Pipick cat-footed swiftly to the chair, and felt in his pants pocket, fumbling around. “I can prove it!” He turned to her again.
“What can you prove?” she raged now from her knees, knotting the kimono cord tight, with angry movements, again and again as she spoke. “Who cares what you can prove? Why should I care what you can prove?”
“You called me a liar! Nobody calls me a liar!” snarled Pipick, almost beside himself with fury. “I don’t know why you’re against me, but you’re not going to call me a liar and get away with it! Oh no! Oh no!”
“Why did I call you a liar?” said Hoda distractedly. “I’m sorry. I don’t feel good. When I don’t feel good I say funny things. I don’t even know you. What’s this thing?”

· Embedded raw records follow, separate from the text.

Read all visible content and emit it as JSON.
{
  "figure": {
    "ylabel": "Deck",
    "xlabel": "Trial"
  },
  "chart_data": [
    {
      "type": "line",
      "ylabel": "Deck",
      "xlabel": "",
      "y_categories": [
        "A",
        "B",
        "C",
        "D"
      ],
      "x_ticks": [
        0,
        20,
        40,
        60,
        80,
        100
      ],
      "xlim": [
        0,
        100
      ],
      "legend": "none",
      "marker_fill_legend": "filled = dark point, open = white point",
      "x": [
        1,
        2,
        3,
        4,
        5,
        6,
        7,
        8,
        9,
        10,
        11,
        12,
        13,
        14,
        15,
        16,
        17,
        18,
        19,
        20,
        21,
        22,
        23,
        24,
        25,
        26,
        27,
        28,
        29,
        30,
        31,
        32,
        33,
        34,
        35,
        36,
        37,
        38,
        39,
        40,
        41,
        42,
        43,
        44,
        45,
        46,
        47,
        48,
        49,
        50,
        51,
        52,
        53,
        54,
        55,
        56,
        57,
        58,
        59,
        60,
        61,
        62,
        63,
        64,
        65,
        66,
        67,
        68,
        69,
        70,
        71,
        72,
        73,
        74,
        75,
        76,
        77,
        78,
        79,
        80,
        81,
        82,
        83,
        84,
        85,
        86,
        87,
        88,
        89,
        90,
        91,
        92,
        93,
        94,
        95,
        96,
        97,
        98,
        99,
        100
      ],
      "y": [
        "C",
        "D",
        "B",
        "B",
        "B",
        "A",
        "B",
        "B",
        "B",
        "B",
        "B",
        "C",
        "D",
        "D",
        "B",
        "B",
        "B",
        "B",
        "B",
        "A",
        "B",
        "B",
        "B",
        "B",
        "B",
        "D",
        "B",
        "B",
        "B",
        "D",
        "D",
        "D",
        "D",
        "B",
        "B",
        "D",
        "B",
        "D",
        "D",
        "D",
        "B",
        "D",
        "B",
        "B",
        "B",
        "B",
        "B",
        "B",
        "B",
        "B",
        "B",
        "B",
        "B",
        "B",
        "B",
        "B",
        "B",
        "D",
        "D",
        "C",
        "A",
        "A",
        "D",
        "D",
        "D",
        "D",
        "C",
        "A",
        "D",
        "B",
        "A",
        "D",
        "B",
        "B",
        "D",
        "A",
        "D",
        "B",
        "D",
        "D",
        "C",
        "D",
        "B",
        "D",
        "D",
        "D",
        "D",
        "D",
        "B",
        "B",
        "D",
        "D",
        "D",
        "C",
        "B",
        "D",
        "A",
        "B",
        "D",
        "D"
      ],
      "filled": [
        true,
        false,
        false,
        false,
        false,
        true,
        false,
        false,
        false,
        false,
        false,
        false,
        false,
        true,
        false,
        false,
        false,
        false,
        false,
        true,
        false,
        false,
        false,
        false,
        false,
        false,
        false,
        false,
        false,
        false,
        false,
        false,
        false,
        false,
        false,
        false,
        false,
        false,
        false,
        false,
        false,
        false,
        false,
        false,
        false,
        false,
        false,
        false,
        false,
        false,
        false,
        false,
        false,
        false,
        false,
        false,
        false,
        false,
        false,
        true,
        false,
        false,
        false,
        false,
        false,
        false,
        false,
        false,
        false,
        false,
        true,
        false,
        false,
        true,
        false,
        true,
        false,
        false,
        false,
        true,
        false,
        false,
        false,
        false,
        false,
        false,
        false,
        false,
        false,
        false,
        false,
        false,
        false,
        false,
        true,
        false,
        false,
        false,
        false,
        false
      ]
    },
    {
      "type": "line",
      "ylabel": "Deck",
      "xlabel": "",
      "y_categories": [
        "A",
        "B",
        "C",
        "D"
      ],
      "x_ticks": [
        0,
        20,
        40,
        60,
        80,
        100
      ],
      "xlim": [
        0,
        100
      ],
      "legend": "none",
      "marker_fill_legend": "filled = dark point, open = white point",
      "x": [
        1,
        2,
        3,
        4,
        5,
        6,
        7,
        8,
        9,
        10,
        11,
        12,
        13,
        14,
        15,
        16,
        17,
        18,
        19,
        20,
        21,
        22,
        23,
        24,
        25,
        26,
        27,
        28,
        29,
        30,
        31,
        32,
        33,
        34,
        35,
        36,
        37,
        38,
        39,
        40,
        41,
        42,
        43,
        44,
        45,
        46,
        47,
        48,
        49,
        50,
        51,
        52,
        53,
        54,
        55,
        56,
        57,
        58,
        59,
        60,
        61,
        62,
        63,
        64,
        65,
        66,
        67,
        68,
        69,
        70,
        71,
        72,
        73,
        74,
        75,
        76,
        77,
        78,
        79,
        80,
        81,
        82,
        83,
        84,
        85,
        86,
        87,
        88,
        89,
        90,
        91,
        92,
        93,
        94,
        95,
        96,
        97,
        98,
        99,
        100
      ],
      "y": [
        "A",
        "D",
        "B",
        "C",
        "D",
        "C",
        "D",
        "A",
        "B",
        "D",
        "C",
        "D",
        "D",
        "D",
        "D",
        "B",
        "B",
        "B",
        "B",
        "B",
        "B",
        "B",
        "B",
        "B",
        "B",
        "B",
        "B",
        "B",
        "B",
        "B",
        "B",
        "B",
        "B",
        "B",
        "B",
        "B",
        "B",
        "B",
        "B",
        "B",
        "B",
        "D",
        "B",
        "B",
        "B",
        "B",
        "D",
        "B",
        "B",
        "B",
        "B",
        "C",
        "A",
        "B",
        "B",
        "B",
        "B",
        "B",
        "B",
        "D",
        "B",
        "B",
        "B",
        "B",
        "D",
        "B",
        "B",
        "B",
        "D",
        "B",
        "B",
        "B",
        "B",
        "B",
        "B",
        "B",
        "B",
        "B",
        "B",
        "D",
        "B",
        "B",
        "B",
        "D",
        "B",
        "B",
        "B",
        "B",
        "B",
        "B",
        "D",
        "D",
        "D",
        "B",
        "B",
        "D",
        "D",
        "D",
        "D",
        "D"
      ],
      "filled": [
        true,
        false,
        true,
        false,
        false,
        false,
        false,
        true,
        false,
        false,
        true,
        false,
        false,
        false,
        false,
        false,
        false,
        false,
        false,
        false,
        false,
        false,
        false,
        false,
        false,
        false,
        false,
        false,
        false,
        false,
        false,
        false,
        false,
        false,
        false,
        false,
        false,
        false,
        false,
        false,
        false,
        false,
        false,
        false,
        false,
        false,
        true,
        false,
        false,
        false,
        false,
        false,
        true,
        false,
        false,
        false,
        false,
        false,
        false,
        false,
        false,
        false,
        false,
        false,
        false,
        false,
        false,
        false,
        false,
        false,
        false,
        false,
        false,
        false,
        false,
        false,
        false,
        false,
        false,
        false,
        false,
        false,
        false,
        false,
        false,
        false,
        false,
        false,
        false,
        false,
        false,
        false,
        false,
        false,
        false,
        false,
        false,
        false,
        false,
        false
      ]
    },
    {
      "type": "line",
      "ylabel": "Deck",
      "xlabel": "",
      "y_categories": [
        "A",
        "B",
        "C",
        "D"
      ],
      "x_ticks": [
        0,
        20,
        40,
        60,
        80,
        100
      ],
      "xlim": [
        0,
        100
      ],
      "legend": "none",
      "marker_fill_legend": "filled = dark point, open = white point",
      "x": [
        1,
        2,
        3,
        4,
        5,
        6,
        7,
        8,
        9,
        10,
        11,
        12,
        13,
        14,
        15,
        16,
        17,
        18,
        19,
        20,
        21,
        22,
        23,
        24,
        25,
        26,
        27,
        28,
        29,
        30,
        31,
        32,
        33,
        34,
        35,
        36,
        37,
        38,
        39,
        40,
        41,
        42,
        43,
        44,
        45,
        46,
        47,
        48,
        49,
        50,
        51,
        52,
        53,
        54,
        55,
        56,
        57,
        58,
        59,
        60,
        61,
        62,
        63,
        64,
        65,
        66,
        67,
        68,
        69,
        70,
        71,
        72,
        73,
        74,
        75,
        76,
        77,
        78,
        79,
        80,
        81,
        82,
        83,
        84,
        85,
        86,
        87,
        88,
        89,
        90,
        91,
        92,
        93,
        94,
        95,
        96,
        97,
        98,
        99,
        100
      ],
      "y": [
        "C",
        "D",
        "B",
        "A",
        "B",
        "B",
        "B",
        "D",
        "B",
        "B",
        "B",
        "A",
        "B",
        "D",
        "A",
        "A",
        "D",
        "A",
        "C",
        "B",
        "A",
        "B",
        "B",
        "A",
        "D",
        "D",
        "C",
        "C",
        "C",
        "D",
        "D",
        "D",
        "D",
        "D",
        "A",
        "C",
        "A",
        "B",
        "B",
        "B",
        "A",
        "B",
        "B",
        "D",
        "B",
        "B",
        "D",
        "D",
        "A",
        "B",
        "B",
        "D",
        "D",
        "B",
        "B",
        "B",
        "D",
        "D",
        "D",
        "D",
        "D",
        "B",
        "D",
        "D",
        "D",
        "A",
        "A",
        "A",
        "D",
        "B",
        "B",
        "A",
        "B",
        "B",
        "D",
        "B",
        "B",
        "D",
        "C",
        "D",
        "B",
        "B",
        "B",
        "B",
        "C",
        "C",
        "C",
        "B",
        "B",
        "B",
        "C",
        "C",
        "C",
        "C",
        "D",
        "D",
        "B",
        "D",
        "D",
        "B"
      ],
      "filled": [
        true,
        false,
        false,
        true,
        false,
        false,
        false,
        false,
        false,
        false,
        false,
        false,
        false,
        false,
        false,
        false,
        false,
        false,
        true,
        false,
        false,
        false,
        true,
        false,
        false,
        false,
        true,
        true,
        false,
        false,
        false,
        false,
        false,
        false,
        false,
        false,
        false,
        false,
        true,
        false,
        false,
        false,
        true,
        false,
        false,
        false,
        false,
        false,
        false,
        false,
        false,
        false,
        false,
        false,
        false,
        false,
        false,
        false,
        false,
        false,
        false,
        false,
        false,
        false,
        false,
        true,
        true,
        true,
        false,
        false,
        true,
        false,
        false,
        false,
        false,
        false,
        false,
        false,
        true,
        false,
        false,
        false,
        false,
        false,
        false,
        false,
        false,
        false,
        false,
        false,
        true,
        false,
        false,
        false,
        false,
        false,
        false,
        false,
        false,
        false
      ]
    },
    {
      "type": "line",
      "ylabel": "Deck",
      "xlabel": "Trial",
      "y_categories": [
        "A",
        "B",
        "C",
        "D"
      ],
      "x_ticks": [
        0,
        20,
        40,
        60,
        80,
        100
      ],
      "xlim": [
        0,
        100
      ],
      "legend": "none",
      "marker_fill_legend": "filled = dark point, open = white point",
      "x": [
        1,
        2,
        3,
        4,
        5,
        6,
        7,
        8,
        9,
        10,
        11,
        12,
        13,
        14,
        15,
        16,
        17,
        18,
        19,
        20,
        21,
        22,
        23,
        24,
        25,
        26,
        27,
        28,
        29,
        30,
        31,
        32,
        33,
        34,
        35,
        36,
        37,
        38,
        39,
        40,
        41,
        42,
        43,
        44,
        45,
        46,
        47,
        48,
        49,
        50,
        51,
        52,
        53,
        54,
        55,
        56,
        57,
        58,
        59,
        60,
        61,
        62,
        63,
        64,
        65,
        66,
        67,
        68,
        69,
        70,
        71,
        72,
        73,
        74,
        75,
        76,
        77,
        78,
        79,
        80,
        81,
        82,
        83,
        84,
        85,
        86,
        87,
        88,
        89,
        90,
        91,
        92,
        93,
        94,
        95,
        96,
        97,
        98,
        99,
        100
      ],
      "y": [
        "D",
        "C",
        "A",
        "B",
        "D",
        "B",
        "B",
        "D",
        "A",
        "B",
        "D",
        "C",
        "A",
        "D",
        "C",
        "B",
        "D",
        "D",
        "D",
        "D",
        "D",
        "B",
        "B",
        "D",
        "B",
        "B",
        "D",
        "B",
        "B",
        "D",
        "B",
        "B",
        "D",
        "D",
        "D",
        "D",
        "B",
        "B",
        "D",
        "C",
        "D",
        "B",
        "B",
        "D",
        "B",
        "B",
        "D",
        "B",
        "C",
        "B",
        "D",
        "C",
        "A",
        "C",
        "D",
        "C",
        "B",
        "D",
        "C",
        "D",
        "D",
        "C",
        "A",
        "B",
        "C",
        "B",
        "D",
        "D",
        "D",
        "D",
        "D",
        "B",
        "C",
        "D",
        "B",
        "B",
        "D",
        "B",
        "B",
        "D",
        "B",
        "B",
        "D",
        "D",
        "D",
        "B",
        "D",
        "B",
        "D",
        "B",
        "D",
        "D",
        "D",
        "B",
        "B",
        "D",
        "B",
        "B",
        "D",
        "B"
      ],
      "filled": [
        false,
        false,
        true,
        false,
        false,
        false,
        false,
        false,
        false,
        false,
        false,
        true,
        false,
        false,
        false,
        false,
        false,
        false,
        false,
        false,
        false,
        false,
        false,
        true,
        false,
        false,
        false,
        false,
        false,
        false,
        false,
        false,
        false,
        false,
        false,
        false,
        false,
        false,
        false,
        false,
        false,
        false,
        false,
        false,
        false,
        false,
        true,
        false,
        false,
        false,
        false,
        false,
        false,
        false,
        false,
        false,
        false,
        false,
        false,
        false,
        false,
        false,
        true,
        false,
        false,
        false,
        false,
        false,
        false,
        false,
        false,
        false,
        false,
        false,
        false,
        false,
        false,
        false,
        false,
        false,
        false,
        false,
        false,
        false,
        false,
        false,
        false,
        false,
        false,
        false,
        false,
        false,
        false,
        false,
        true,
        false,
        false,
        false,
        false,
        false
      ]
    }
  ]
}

Hoda moved her face from side to side, as though with distaste, before the slips of paper he was shoving in front of her eyes. “What is it?”
“See what they say? FOR THE PRINCE! That’s me, see? They were sent to me! At the Home where they left me! I don’t care if you don’t believe them, but I’m not a liar!”
“I don’t feel good,” said Hoda. “I just don’t feel good.”
“Just because you don’t feel good doesn’t mean you have to call me a liar. You think I feel good, somebody laughs at me, and then for nothing she hands me a chop on the kisser, and keeps yelling at me I’m a liar I’m a liar?”